As with everything else in the world, costs have gone up. So now, on average, firms need $64 a barrel to be profitable. That’s up a couple of dollars when this question was asked last year. And although it varies from shell play to shell play, the range is about $59 to $70 there.
The U.S. Supreme Court will not allow states to impede the development of AI.
AI is part of interstate commerce and Congress regulates interstate commerce. The Constitution does not authorize states to fill a regulatory vacuum.
For long term investors, India is a good investment.
Economics
Tyler Cowen at Marginal Revolution quotes Adam Smith.

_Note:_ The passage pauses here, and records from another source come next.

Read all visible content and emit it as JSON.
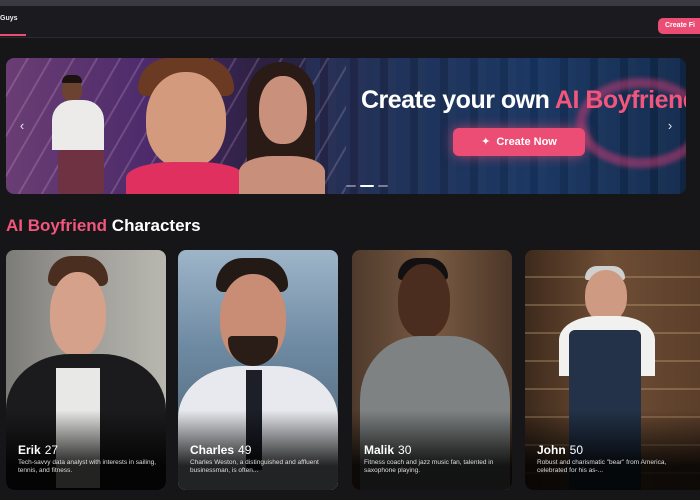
{
  "nav": {
    "tab_label": "Guys",
    "create_button": "Create Fi"
  },
  "banner": {
    "title_prefix": "Create your own ",
    "title_accent": "AI Boyfriend",
    "cta_label": "Create Now",
    "cta_icon": "magic-wand-icon",
    "prev_icon": "chevron-left-icon",
    "next_icon": "chevron-right-icon"
  },
  "section": {
    "title_accent": "AI Boyfriend",
    "title_rest": " Characters"
  },
  "characters": [
    {
      "name": "Erik",
      "age": "27",
      "description": "Tech-savvy data analyst with interests in sailing, tennis, and fitness."
    },
    {
      "name": "Charles",
      "age": "49",
      "description": "Charles Weston, a distinguished and affluent businessman, is often..."
    },
    {
      "name": "Malik",
      "age": "30",
      "description": "Fitness coach and jazz music fan, talented in saxophone playing."
    },
    {
      "name": "John",
      "age": "50",
      "description": "Robust and charismatic \"bear\" from America, celebrated for his as-..."
    }
  ],
  "colors": {
    "background": "#161518",
    "accent": "#ec4d75",
    "accent_text": "#f2567c"
  }
}
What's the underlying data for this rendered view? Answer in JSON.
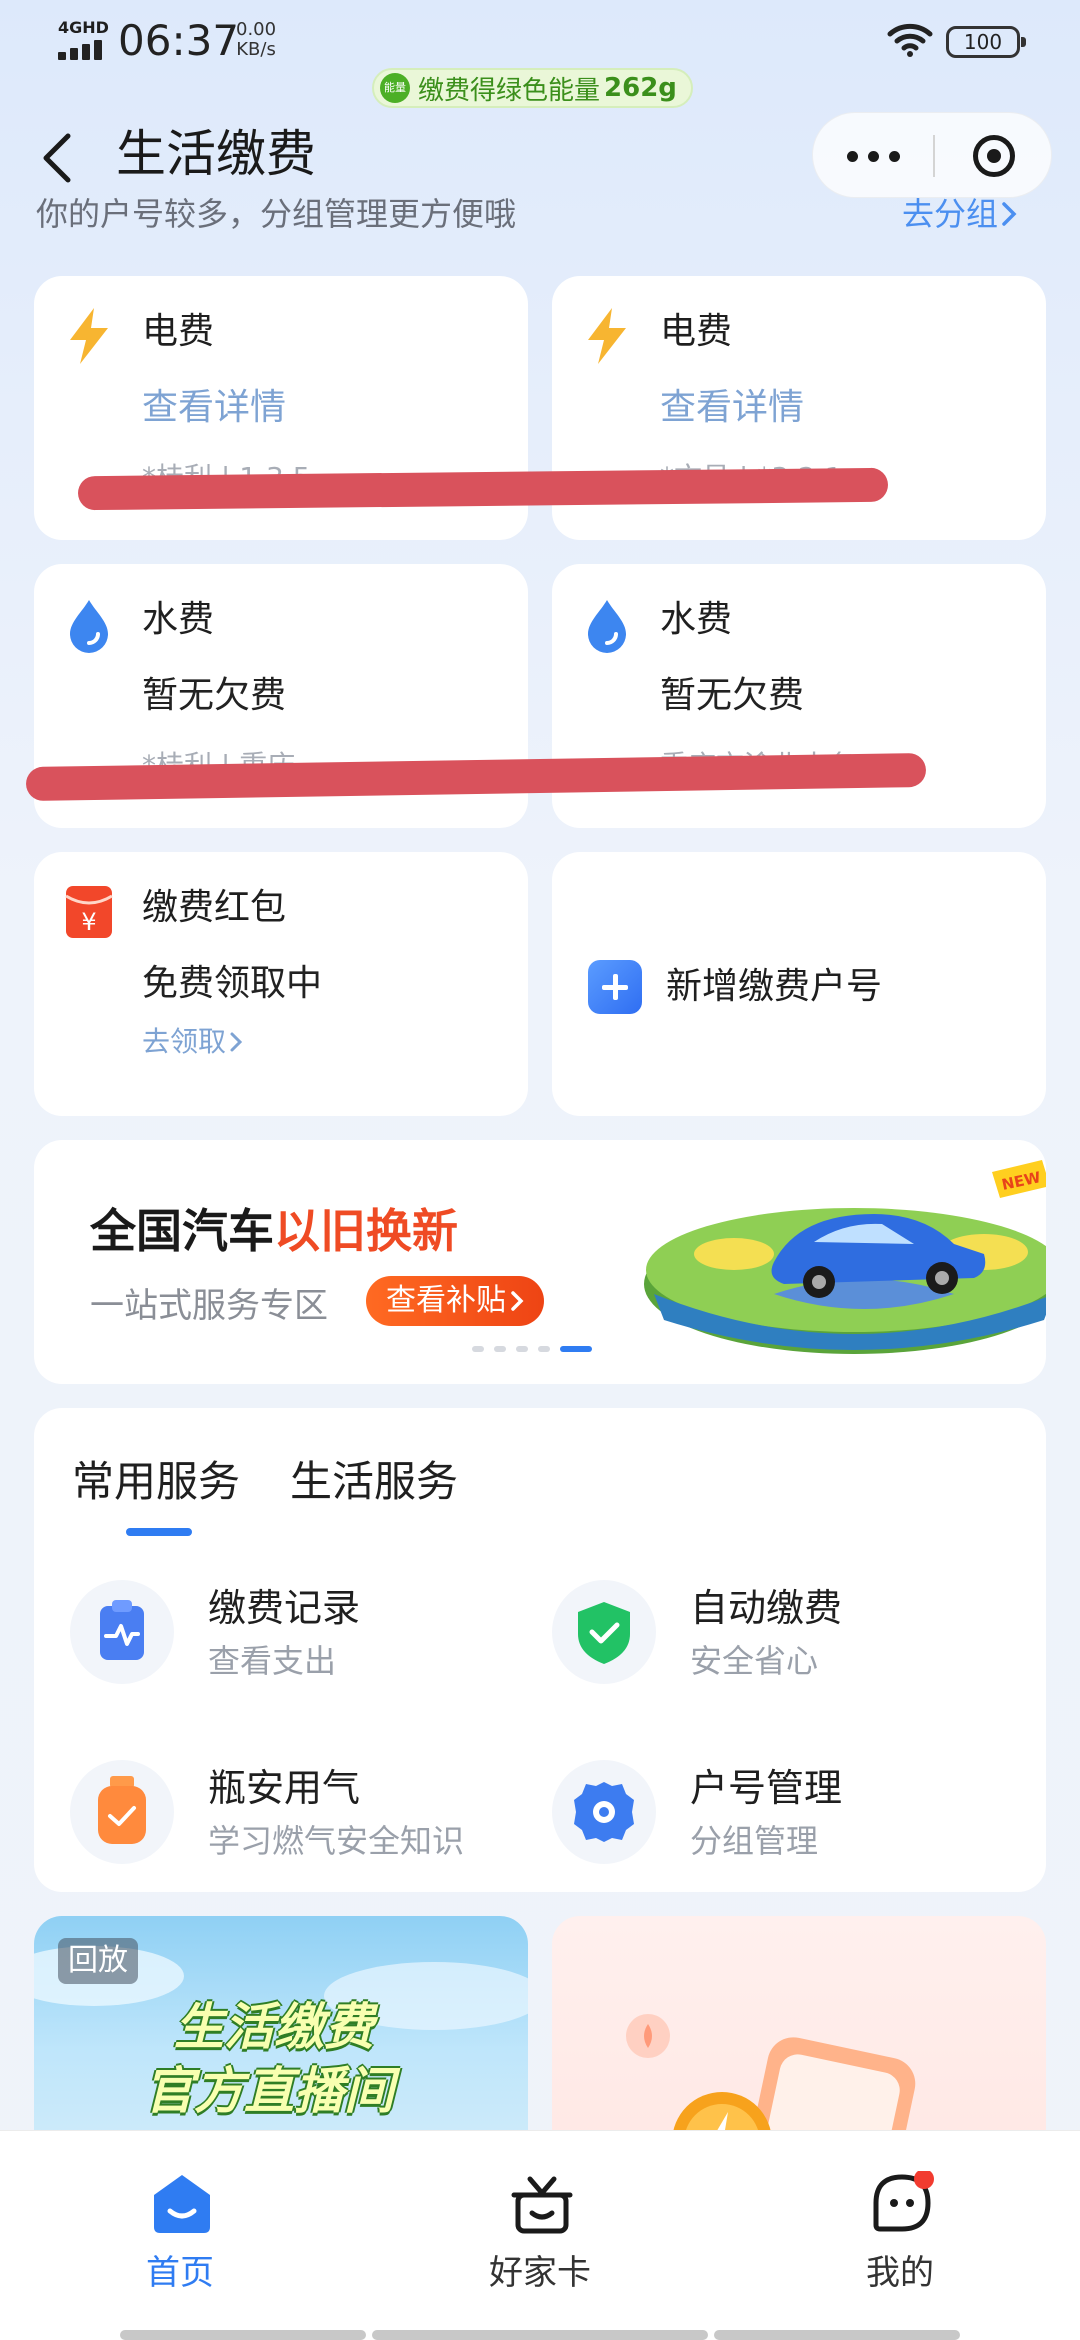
{
  "status_bar": {
    "network": "4GHD",
    "time": "06:37",
    "speed_value": "0.00",
    "speed_unit": "KB/s",
    "battery": "100"
  },
  "energy_banner": {
    "badge": "能量",
    "text": "缴费得绿色能量",
    "value": "262g"
  },
  "header": {
    "title": "生活缴费",
    "subtitle": "你的户号较多，分组管理更方便哦",
    "group_link": "去分组",
    "more_icon": "more-dots-icon",
    "close_icon": "miniprogram-close-icon"
  },
  "accounts": [
    {
      "icon": "lightning-icon",
      "title": "电费",
      "line2": "查看详情",
      "line3": "*桂利 | 1·3·5"
    },
    {
      "icon": "lightning-icon",
      "title": "电费",
      "line2": "查看详情",
      "line3": "*文员 | *3·2·1"
    },
    {
      "icon": "water-drop-icon",
      "title": "水费",
      "line2": "暂无欠费",
      "line3": "*桂利 | 重庆"
    },
    {
      "icon": "water-drop-icon",
      "title": "水费",
      "line2": "暂无欠费",
      "line3": "重庆市渝北水务…"
    }
  ],
  "red_packet": {
    "icon": "red-packet-icon",
    "title": "缴费红包",
    "line2": "免费领取中",
    "link": "去领取"
  },
  "add_account": {
    "icon": "plus-icon",
    "label": "新增缴费户号"
  },
  "banner": {
    "title_prefix": "全国汽车",
    "title_highlight": "以旧换新",
    "subtitle": "一站式服务专区",
    "button": "查看补贴",
    "badge": "NEW",
    "highlight_color": "#ef4b24",
    "slides": 5,
    "active_slide": 5
  },
  "services": {
    "tabs": [
      "常用服务",
      "生活服务"
    ],
    "active_tab": 0,
    "items": [
      {
        "icon": "bill-record-icon",
        "title": "缴费记录",
        "subtitle": "查看支出"
      },
      {
        "icon": "shield-check-icon",
        "title": "自动缴费",
        "subtitle": "安全省心"
      },
      {
        "icon": "gas-tank-icon",
        "title": "瓶安用气",
        "subtitle": "学习燃气安全知识"
      },
      {
        "icon": "gear-icon",
        "title": "户号管理",
        "subtitle": "分组管理"
      }
    ]
  },
  "promos": {
    "left_tag": "回放",
    "left_line1": "生活缴费",
    "left_line2": "官方直播间"
  },
  "tabbar": {
    "items": [
      {
        "icon": "home-icon",
        "label": "首页",
        "active": true
      },
      {
        "icon": "gift-box-icon",
        "label": "好家卡",
        "active": false
      },
      {
        "icon": "profile-icon",
        "label": "我的",
        "active": false
      }
    ],
    "accent": "#2f7cf2"
  }
}
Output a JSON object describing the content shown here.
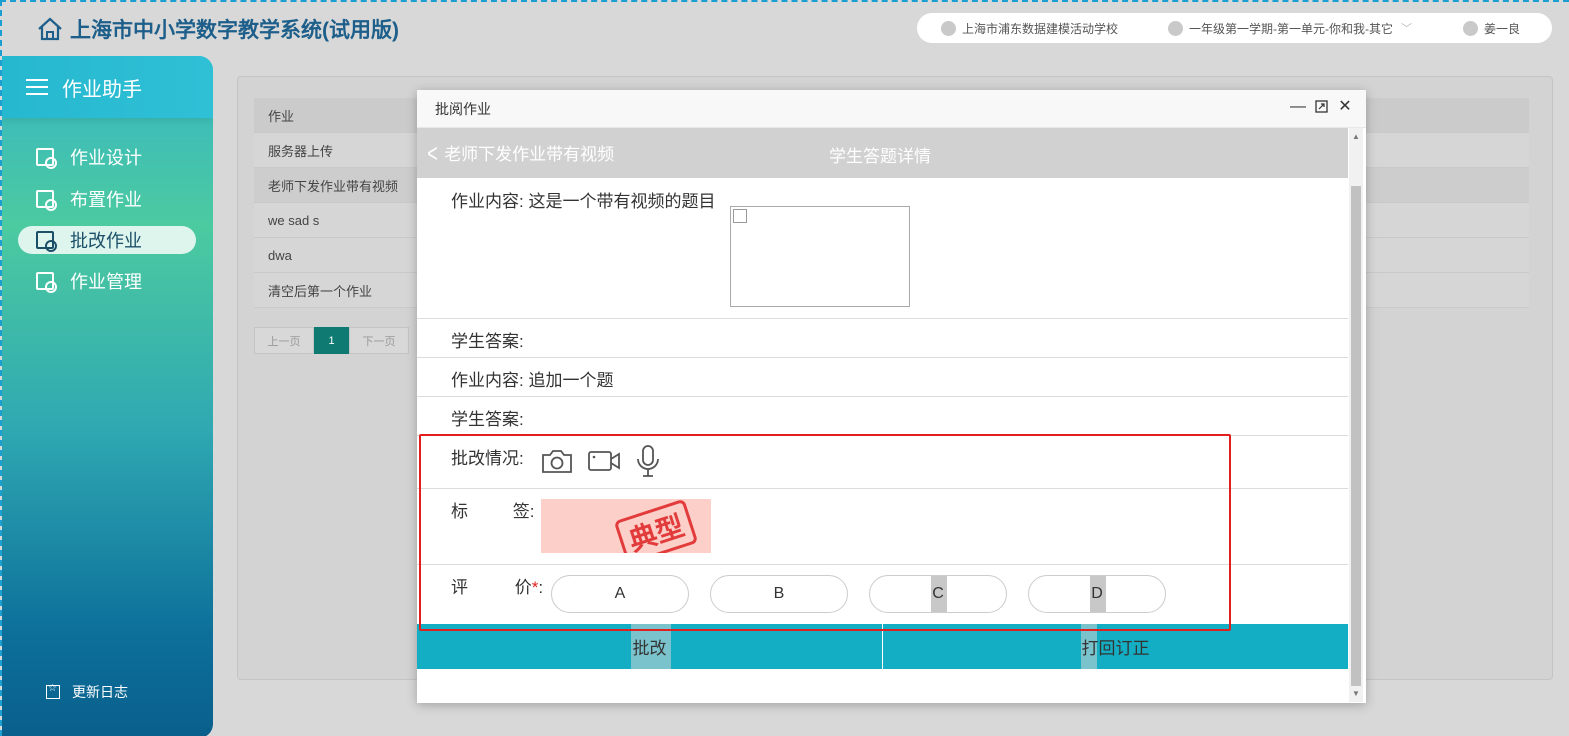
{
  "header": {
    "app_title": "上海市中小学数字教学系统(试用版)",
    "school": "上海市浦东数据建模活动学校",
    "term": "一年级第一学期-第一单元-你和我-其它",
    "user": "姜一良"
  },
  "sidebar": {
    "title": "作业助手",
    "items": [
      {
        "label": "作业设计"
      },
      {
        "label": "布置作业"
      },
      {
        "label": "批改作业"
      },
      {
        "label": "作业管理"
      }
    ],
    "footer": "更新日志"
  },
  "background": {
    "table_header": "作业",
    "rows": [
      "服务器上传",
      "老师下发作业带有视频",
      "we sad s",
      "dwa",
      "清空后第一个作业"
    ],
    "pager": {
      "prev": "上一页",
      "current": "1",
      "next": "下一页"
    }
  },
  "modal": {
    "title": "批阅作业",
    "back_label": "老师下发作业带有视频",
    "nav_title": "学生答题详情",
    "q1_label": "作业内容:",
    "q1_text": "这是一个带有视频的题目",
    "a1_label": "学生答案:",
    "q2_label": "作业内容:",
    "q2_text": "追加一个题",
    "a2_label": "学生答案:",
    "grading_label": "批改情况:",
    "tag_label_a": "标",
    "tag_label_b": "签:",
    "tag_stamp": "典型",
    "eval_label_a": "评",
    "eval_label_b": "价",
    "eval_required": "*",
    "eval_colon": ":",
    "grades": [
      "A",
      "B",
      "C",
      "D"
    ],
    "approve_label": "批改",
    "return_label": "打回订正"
  }
}
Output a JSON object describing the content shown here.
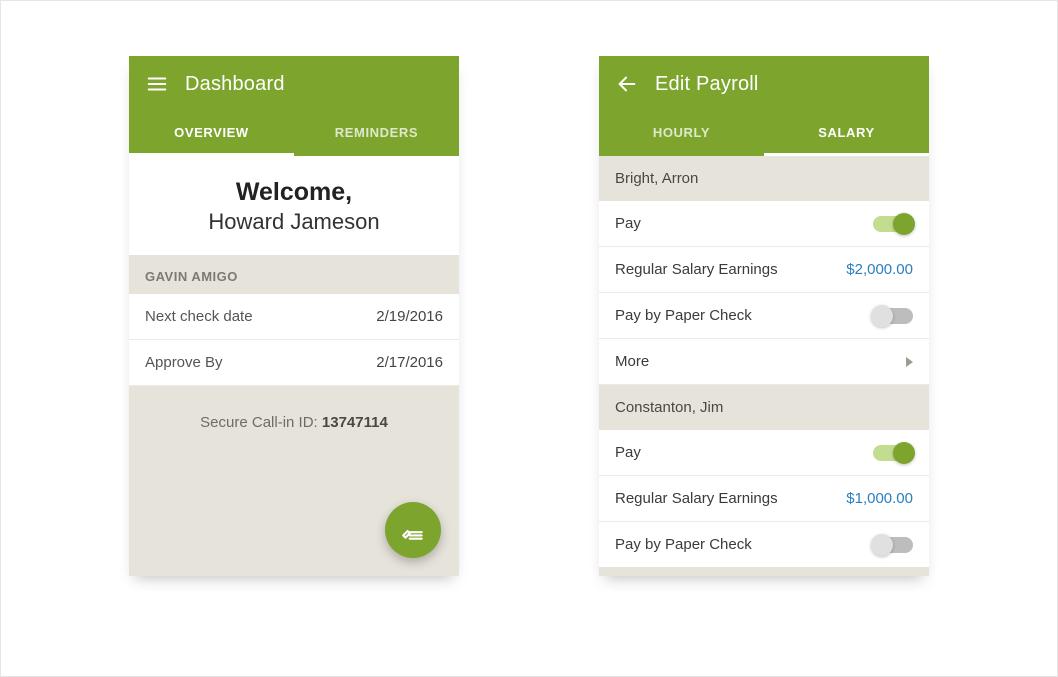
{
  "colors": {
    "accent": "#7da52e",
    "link": "#2a7fbf"
  },
  "left": {
    "title": "Dashboard",
    "tabs": {
      "overview": "OVERVIEW",
      "reminders": "REMINDERS",
      "active": "overview"
    },
    "welcome": {
      "heading": "Welcome,",
      "name": "Howard Jameson"
    },
    "section": {
      "label": "GAVIN AMIGO"
    },
    "rows": {
      "next_check": {
        "label": "Next check date",
        "value": "2/19/2016"
      },
      "approve_by": {
        "label": "Approve By",
        "value": "2/17/2016"
      }
    },
    "callin": {
      "prefix": "Secure Call-in ID: ",
      "value": "13747114"
    }
  },
  "right": {
    "title": "Edit Payroll",
    "tabs": {
      "hourly": "HOURLY",
      "salary": "SALARY",
      "active": "salary"
    },
    "labels": {
      "pay": "Pay",
      "regular_salary": "Regular Salary Earnings",
      "paper_check": "Pay by Paper Check",
      "more": "More"
    },
    "employees": [
      {
        "name": "Bright, Arron",
        "pay_on": true,
        "salary": "$2,000.00",
        "paper_check_on": false
      },
      {
        "name": "Constanton, Jim",
        "pay_on": true,
        "salary": "$1,000.00",
        "paper_check_on": false
      }
    ]
  }
}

It is not from the benevolence of the butcher, the brewer, or the baker, that we expect our dinner, but from their regard to their own interest. We address ourselves, not to their humanity but to their self-love, and never talk to them of our own necessities but of their advantages. Nobody but a beggar chooses to depend chiefly upon the benevolence of his fellow-citizens.
My words: Today, beggars depend chiefly on the government and that is a terrible thing. Dependency is morally degrading, no shit.
This passage is almost invariably cited as a statement of the potential social efficacy of self-interest. But notice the strength of its suggestion that dependence upon the benevolence of others is morally degrading and, hence, something to be avoided if possible.
Hegel insisted that supporting oneself by earning a living is one of the most important ways in which men get a sense of themselves as autonomous individuals. What Hegel called “the ethic of bourgeois society,” includes a commitment to “the activity of supporting oneself through reason and industriousness.
My words: no free riding.
Politics
The deficit raises interest rates and the cost of capital; consequently, investment is reduced. Lower investment means reduced productivity growth and a lower standard of living for everyone.
How difficult is this to understand?
Taxing corporations and increasing taxes on the most productive who have a marginal propensity to save lowers investment.
How difficult is this to understand?
Excessive regulation reduces investment.
How difficult is this to understand?